I will call a 30-second recess until we do committee business.
[2:58 p.m. The committee recessed.]
[3:01 p.m. The committee reconvened.]
THE CHAIR: Order. Could I have the MLAs please return to the committee table? I would like to report the committee did vote, and agreed in consensus, to extend the meeting until 3:10 p.m. We’ll start that now. Committee business is on next agenda-setting so we’re looking at May 12th. Each caucus is asked to send topics and witness proposals to the clerk by Wednesday, April 29th. There are two topics left on the current agenda. The clerk is setting up the meeting of Brotherhood and Sisterhood programs for June 9th. That’s confirmed and okay to go. We’re looking for more topics so if you guys want to bring more topics, send them to the clerk by April 29th, and on May 12th, we’ll have an agenda-setting meeting, if that’s okay with everybody.
We’ll want to finish another piece of business as well. The next item is witnesses for a meeting on emergency department closures. Dr. Nicole Boutilier and her staff will represent the Nova Scotia Health Authority in Karen Oldfield’s absence. In the motion passed in agenda-setting on October 14, 2025, the witnesses named were the Department of Health and Wellness deputy minister; the Nova Scotia Health Authority interim president and CEO Karen Oldfield; and most importantly, the vice-president of medicine, Dr. Nicole Boutilier.
MLA Fadare.
ADEGOKE FADARE: We understand, referring to Karen Oldfield, that there was questionnaire sent out (inaudible) rules. We’re asking that the committee should write so we have an understanding exactly - just for clarification - who will be in attendance when this topic is scheduled. I was asking if, as a committee, we can write to have a bit of clarification on that.
THE CHAIR: Is everyone okay with that? (Interruption)
Nova Scotia Health Authority has written us and asked if it’s okay if just Nicole Boutilier attended. Is the committee okay with that?
MLA Wilson.
ROD WILSON: We objected to that last time, and we continue to object to that. I do think it’s important to hear from the CEO. We’re looking at strategic stuff. Also, there’s no real front-line emergency physicians attending. I do think it’s important that the CEO attend. It’s not either/or.

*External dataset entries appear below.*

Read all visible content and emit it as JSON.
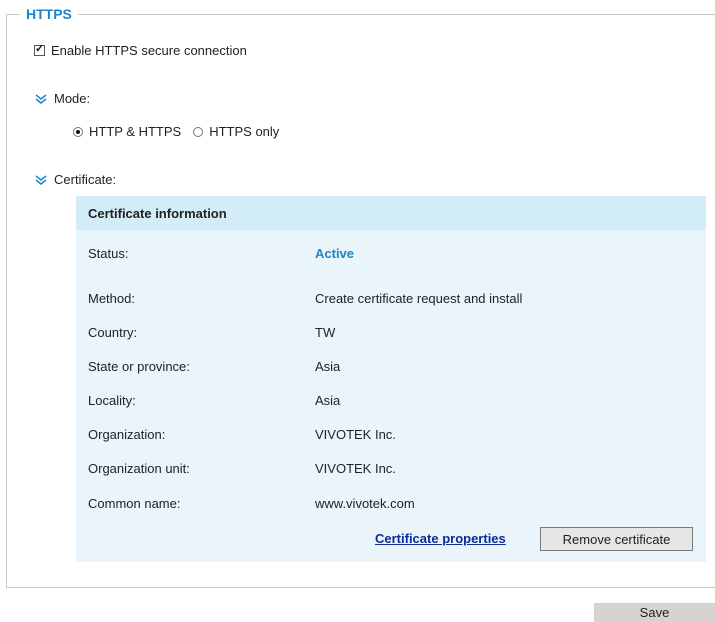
{
  "section": {
    "title": "HTTPS"
  },
  "enable": {
    "label": "Enable HTTPS secure connection",
    "checked": true
  },
  "mode": {
    "label": "Mode:",
    "options": [
      {
        "label": "HTTP & HTTPS",
        "selected": true
      },
      {
        "label": "HTTPS only",
        "selected": false
      }
    ]
  },
  "certificate": {
    "label": "Certificate:",
    "panel_title": "Certificate information",
    "rows": [
      {
        "key": "Status:",
        "value": "Active"
      },
      {
        "key": "Method:",
        "value": "Create certificate request and install"
      },
      {
        "key": "Country:",
        "value": "TW"
      },
      {
        "key": "State or province:",
        "value": "Asia"
      },
      {
        "key": "Locality:",
        "value": "Asia"
      },
      {
        "key": "Organization:",
        "value": "VIVOTEK Inc."
      },
      {
        "key": "Organization unit:",
        "value": "VIVOTEK Inc."
      },
      {
        "key": "Common name:",
        "value": "www.vivotek.com"
      }
    ],
    "properties_link": "Certificate properties",
    "remove_button": "Remove certificate"
  },
  "save_button": "Save",
  "colors": {
    "accent": "#1a86c8",
    "panel": "#e9f4fb",
    "panel_header": "#d2ecf8"
  },
  "icons": {
    "expander": "double-chevron-down-icon"
  }
}
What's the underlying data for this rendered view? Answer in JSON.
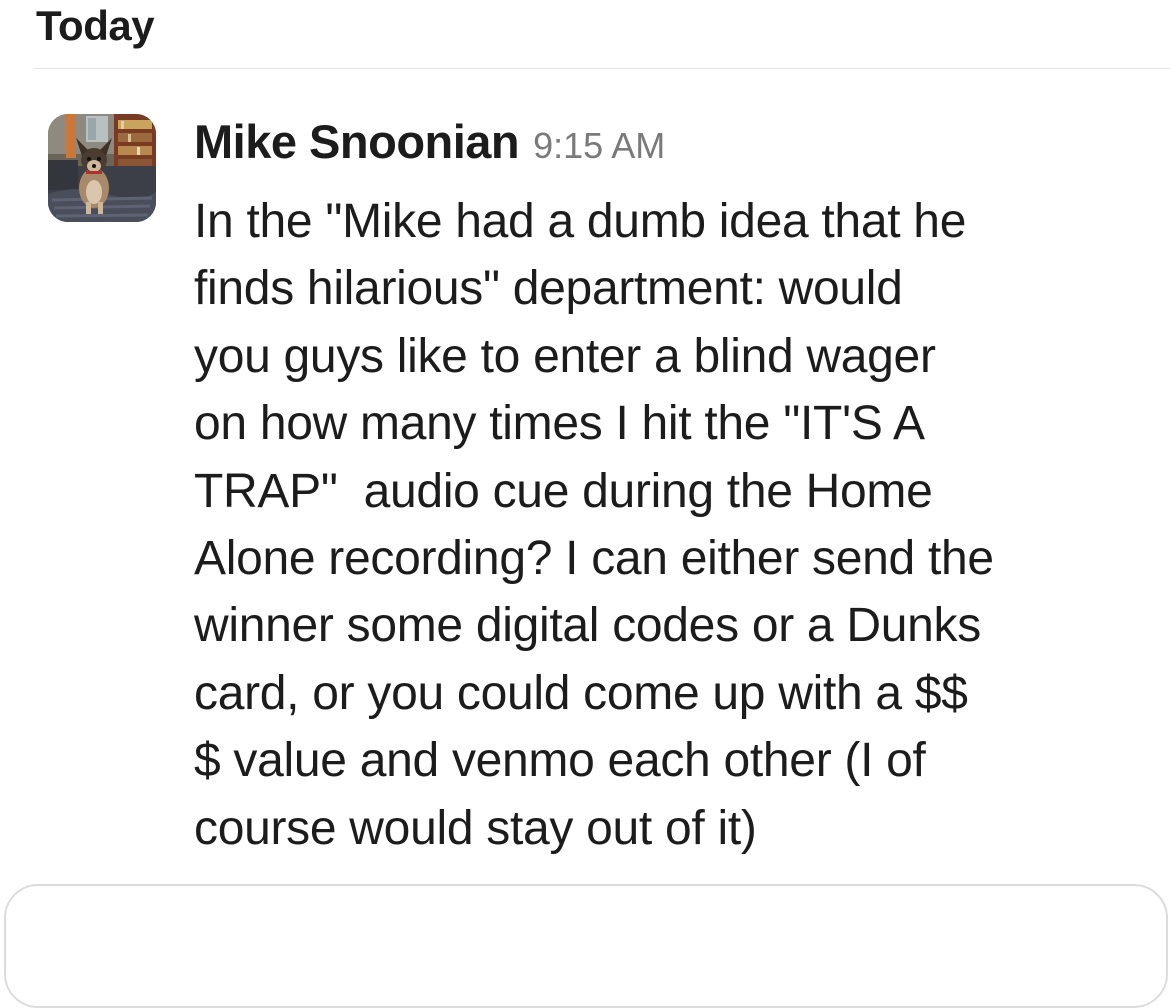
{
  "day_header": "Today",
  "message": {
    "author": "Mike Snoonian",
    "time": "9:15 AM",
    "lines": [
      "In the \"Mike had a dumb idea that he",
      "finds hilarious\" department: would",
      "you guys like to enter a blind wager",
      "on how many times I hit the \"IT'S A",
      "TRAP\"  audio cue during the Home",
      "Alone recording? I can either send the",
      "winner some digital codes or a Dunks",
      "card, or you could come up with a $$",
      "$ value and venmo each other (I of",
      "course would stay out of it)"
    ]
  },
  "icons": {
    "avatar": "dog-photo-avatar"
  }
}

THE CHAIR: MLA Corkum-Greek.
SUSAN CORKUM-GREEK: I think the intention of my honourable colleague was to write again, realizing that some time has passed. It is our understanding that Ms. Oldfield will be back. She was away for an extended absence. That is why we are asking for a letter to see about our original request, which would be for her to appear.
THE CHAIR: Perfect, so we’ll go with the MLA Fadare’s original idea to write a letter and ask them about her availability. Okay?
MLA Wilson.
ROD WILSON: I think I get it. She’s back, and what we’re looking for is just a request that - she’s back as interim, so to speak for several months, and we just request her attendance. Is that correct? (Interruption) Okay.

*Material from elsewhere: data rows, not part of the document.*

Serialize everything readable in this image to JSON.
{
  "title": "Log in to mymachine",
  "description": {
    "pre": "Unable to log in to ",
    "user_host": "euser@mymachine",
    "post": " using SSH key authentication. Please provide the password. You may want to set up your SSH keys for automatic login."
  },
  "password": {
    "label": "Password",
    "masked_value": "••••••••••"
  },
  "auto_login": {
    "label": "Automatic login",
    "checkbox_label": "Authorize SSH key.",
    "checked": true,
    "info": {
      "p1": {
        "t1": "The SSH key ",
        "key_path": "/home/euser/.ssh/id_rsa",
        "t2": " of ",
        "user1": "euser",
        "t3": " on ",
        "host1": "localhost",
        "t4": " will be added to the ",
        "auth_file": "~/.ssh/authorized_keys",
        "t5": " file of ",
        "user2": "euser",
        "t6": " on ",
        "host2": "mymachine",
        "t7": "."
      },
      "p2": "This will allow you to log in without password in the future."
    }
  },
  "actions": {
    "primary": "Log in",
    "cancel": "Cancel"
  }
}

THE CHAIR: We’re good with that? Okay.
We still have five minutes if there’s more committee business we want to get to.
JUDY KAVANAGH: There is some correspondence to be received during committee and discussed if they wish.
THE CHAIR: There’s correspondence. You would have all received copies.

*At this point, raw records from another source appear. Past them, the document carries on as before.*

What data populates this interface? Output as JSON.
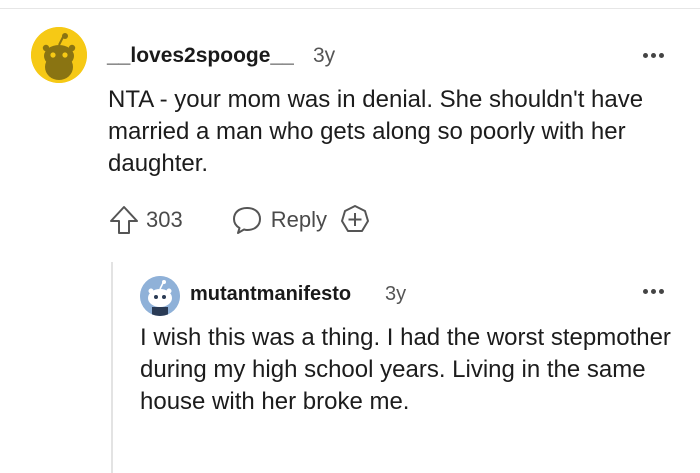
{
  "comments": [
    {
      "username": "__loves2spooge__",
      "age": "3y",
      "body": "NTA - your mom was in denial. She shouldn't have married a man who gets along so poorly with her daughter.",
      "votes": "303",
      "reply_label": "Reply",
      "avatar_color": "#f6c915"
    },
    {
      "username": "mutantmanifesto",
      "age": "3y",
      "body": "I wish this was a thing. I had the worst stepmother during my high school years. Living in the same house with her broke me.",
      "avatar_color": "#8fb1d8"
    }
  ],
  "icons": {
    "upvote": "arrow-up-icon",
    "reply": "speech-bubble-icon",
    "award": "add-award-icon",
    "more": "ellipsis-icon"
  }
}
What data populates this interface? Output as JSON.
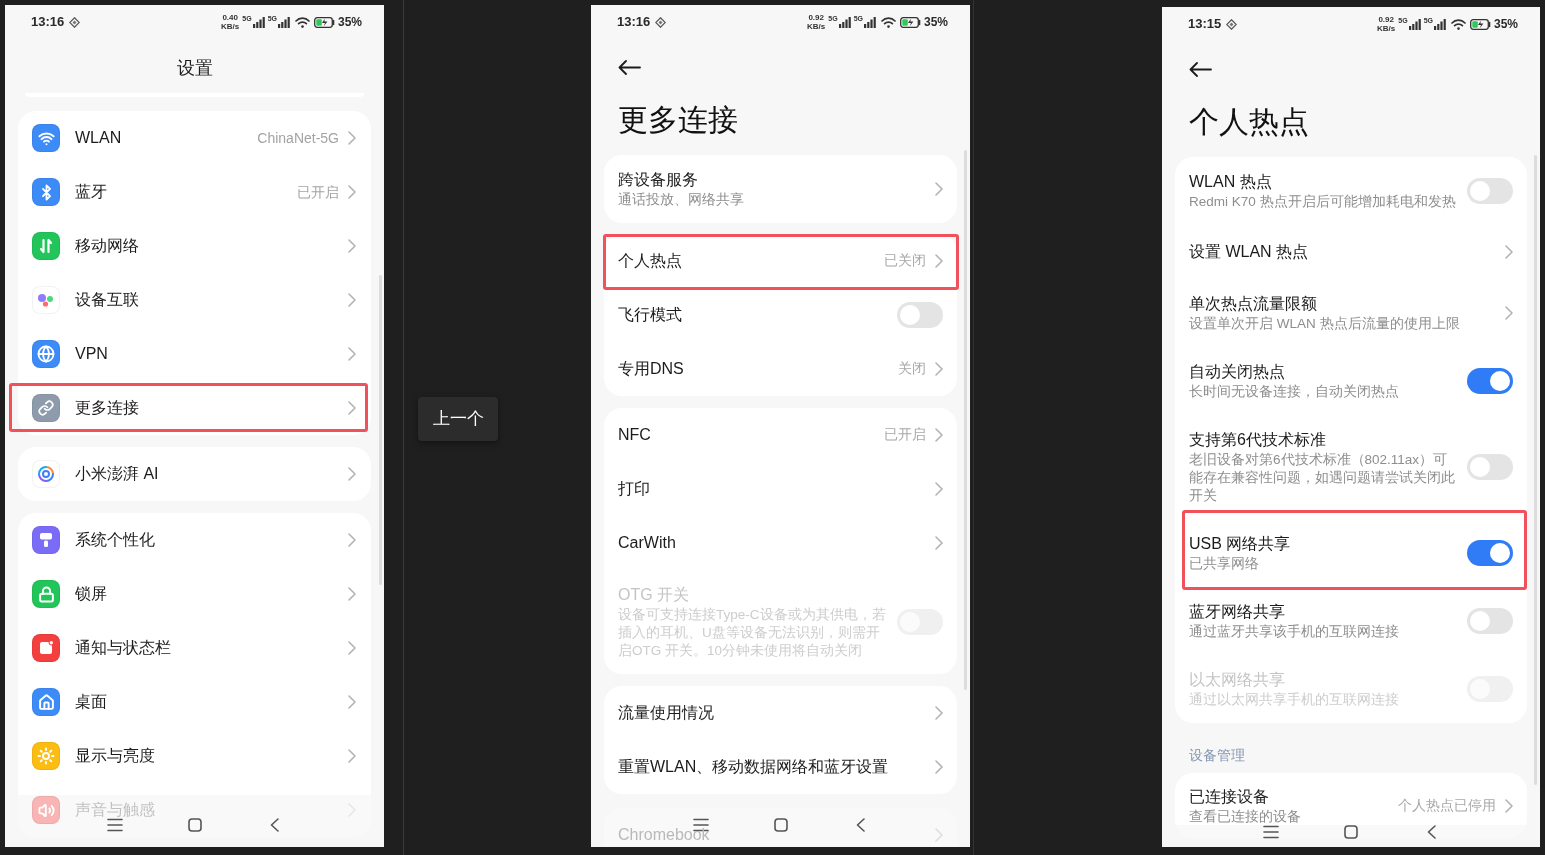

· A letter from the Department of Health and Wellness on March 12th, in response to requests for information made at the December 9, 2025, meeting on Seniors’ and Family Pharmacare programs. We can accept that, unless there’s discussion. No discussion?
· An email from Nova Scotia Health Authority on February 11th, following up on the February 10th meeting on the Early Years program, with links to further information and two attached brochures. This is just extra information they sent voluntarily. Is there any discussion? Are we accepting it as correspondence? Thank you.
· A letter and cover email from Melody MacQuin, March 11th, regarding consideration of supported decision-making frameworks in Nova Scotia. We can accept that for correspondence, unless there’s discussion.
Our next meeting is Tuesday, May 12th. As discussed, it will be an agenda-setting meeting.
Thank you all for being here today, and we’ll see you on May 12th, if not sooner.